多模态智能体评估

评估在文本之外采取行动的智能体：computer-use 与 GUI 智能体、语音助手、视频与文档智能体。Potato 为带点击定位的 GUI 轨迹、全双工语音时间线、带实时 IoU 的视频时间定位、语音转录错误标记、交错式多模态推理以及表格网格结构提供专门构建的 schema。

智能体越来越多地在文本之外的模态中行动：它们驱动 GUI、观看视频、进行语音对话。每种模态都需要一个纯文本控件无法提供的审查界面，比如一张带智能体点击位置的截图、一条双轨语音时间线、一个带黄金区间的视频拖动条。 Potato 为这些轨迹提供专门构建的标注 schema，与它现有的图像、音频和视频视图并列。

每个 schema 在渲染时都从轨迹中推导出其步骤、回合或片段，并且每个都在 examples/agent-traces/ 下附带一个可运行的示例。

GUI／computer-use 轨迹（`gui_trajectory`）

逐步评估一个 computer-use、GUI 或 OS 智能体（OSWorld，NeurIPS 2024；ScreenSpot-Pro；AndroidWorld）。每一步展示智能体所看到的截图和它所采取的动作；标注者对动作做出裁定（正确／错误元素／错误动作／幻觉）。当某一步带有点击坐标时，截图上的一个定位标记会显示该点击是否落在了正确的元素上。

带动作裁定和点击定位标记的 computer-use 步骤 Review each computer-use step: action correctness plus click-grounding on the screenshot

yaml

annotation_schemes:
  - annotation_type: gui_trajectory
    name: gui_review
    description: "For each step: was the action correct and did the click land right?"
    steps_key: steps
    screenshot_key: screenshot   # field on each step holding an image URL / data-URI
    action_key: action           # field holding the action text
    coord_space: normalized      # normalized (0..1) | pixels — for the x/y grounding marker
    verdict_options: [correct, wrong_element, wrong_action, hallucinated]

每一步可提供 screenshot、action，以及可选的 x/y（或嵌套的 click: {x, y}）。存储为一个 {index, step, verdict, notes} 列表。

语音／全双工交互（`voice_interaction`）

对一段语音的人↔智能体对话标注其轮流发言和打断（barge-in）处理（Full-Duplex-Bench，2025）。一条双轨时间线（用户泳道加智能体泳道）按起止时间放置每个回合，并高亮重叠区域，即两位说话者同时说话之处。标注者对每个重叠进行分类（智能体应当回应／应当继续／附和／不确定）并对整体轮流发言进行评分；提供时，源音频会内联播放。

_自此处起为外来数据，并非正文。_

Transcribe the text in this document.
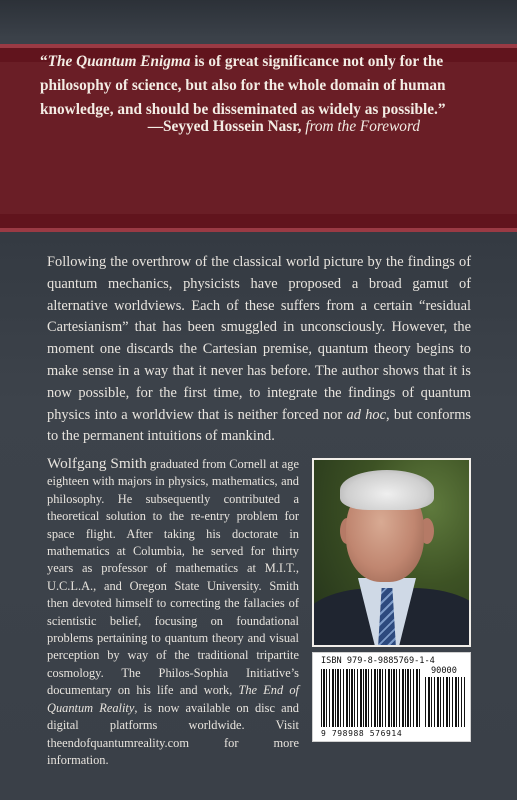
“The Quantum Enigma is of great significance not only for the philosophy of science, but also for the whole domain of human knowledge, and should be disseminated as widely as possible.”
—Seyyed Hossein Nasr, from the Foreword
Following the overthrow of the classical world picture by the findings of quantum mechanics, physicists have proposed a broad gamut of alternative worldviews. Each of these suffers from a certain “residual Cartesianism” that has been smuggled in unconsciously. However, the moment one discards the Cartesian premise, quantum theory begins to make sense in a way that it never has before. The author shows that it is now possible, for the first time, to integrate the findings of quantum physics into a worldview that is neither forced nor ad hoc, but conforms to the permanent intuitions of mankind.
Wolfgang Smith graduated from Cornell at age eighteen with majors in physics, mathematics, and philosophy. He subsequently contributed a theoretical solution to the re-entry problem for space flight. After taking his doctorate in mathematics at Columbia, he served for thirty years as professor of mathematics at M.I.T., U.C.L.A., and Oregon State University. Smith then devoted himself to correcting the fallacies of scientistic belief, focusing on foundational problems pertaining to quantum theory and visual perception by way of the traditional tripartite cosmology. The Philos-Sophia Initiative’s documentary on his life and work, The End of Quantum Reality, is now available on disc and digital platforms worldwide. Visit theendofquantumreality.com for more information.
ISBN 979-8-9885769-1-4
90000
9 798988 576914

带高亮打断区域的双轨语音时间线 A dual-track voice timeline with barge-in detection and turn-taking scoring

yaml

annotation_schemes:
  - annotation_type: voice_interaction
    name: turn_taking
    description: "Classify each barge-in/overlap and rate the overall turn-taking."
    turns_key: turns           # list of {speaker, start, end, text} (seconds)
    speaker_key: speaker
    user_speakers: [user, human, caller]   # everything else is treated as the agent
    overlap_labels: [agent_should_respond, agent_should_resume, backchannel, uncertain]
    rating_scale: 5
    # audio_key: audio         # optional per-instance audio URL to enable the player

不同说话者回合之间的重叠在渲染时计算得出。存储为 {"overlaps": {idx: label}, "rating": int}。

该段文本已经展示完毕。